Once the endoscope is inside, your doctor will examine your esophagus, stomach, and the first part of the small intestine. To better see this area, these structures may be gently filled with a small quantity of air through the endoscope. While this air may cause you to feel full, it should not be painful.
During the EGD procedure, your saliva may be suctioned from your mouth using a small plastic tube similar to the ones used by dentists.
Depending on what is found during the endoscopy, your doctor may perform several procedures through the endoscope. A photograph, biopsy, or cytology may be taken. A biopsy involves taking a small sample of tissue, and cytology is a brushing of cells. Other procedures that may be performed include stretching narrowed areas of the esophagus, stomach, or duodenum; removing polyps and swallowed objects; or treating bleeding vessels and ulcers.
If your doctor finds a narrowed area, it may be possible to dilate or widen this narrowed section, or "stricture," with a dilator.

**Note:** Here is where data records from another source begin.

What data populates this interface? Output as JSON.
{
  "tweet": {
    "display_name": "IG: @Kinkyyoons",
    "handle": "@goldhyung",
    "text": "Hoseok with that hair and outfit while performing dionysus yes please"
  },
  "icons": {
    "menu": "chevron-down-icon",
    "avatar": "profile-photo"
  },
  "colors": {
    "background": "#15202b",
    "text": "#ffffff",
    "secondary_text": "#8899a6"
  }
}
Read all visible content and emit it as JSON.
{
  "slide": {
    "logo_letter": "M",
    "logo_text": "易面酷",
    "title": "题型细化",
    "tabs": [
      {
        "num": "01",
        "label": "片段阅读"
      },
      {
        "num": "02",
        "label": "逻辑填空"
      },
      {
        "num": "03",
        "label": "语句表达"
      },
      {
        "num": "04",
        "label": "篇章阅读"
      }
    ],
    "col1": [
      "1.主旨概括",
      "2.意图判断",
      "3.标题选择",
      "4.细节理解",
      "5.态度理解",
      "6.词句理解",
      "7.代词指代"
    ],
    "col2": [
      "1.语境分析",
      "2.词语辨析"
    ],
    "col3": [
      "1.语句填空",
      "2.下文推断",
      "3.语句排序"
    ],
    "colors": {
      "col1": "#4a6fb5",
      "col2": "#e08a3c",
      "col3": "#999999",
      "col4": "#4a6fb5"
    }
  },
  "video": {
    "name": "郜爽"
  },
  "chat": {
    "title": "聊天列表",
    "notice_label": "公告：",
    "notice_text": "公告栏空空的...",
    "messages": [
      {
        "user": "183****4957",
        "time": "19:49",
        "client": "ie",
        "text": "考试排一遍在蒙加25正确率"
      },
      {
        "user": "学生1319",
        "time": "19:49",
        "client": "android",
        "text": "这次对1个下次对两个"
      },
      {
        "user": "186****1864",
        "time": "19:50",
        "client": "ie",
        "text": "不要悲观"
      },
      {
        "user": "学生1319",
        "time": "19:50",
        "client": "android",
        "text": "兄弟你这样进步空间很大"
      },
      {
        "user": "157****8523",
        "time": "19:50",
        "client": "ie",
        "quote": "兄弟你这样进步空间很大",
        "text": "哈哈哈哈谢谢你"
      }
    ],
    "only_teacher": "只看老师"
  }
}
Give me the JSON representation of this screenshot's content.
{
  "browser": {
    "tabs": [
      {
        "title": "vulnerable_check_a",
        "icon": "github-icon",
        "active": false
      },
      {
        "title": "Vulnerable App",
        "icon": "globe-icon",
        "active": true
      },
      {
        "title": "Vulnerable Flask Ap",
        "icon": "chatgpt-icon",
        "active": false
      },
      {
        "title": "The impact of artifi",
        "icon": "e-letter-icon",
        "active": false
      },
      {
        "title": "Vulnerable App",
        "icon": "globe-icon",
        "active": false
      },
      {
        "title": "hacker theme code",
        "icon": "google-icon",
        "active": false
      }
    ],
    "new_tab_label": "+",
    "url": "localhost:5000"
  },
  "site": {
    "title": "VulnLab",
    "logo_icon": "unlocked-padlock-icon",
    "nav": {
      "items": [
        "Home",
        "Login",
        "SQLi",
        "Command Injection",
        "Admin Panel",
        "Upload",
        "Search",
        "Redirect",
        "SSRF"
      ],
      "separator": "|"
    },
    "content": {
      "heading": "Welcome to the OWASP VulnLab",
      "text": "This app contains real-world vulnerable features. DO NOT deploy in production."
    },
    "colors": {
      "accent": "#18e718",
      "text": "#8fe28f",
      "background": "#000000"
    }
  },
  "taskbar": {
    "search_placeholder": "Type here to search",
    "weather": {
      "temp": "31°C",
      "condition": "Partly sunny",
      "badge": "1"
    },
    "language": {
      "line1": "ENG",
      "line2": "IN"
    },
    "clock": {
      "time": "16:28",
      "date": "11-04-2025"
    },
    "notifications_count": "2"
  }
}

Your doctor has two options for doing this.
The first is balloon dilation. During this procedure, your doctor inserts a special balloon-tipped catheter through the endoscope and guides it to the narrowed area. Once the balloon catheter is correctly placed, it can be inflated and deflated several times to increase the size of the narrowed area. The balloon catheter is then removed.
The second option is to use plastic tube dilators. With this method, a guide wire is passed through the endoscope into the narrowed area. Then progressively larger dilators are passed over the guide wire to dilate the narrowed area.
Both of these methods have the same effect.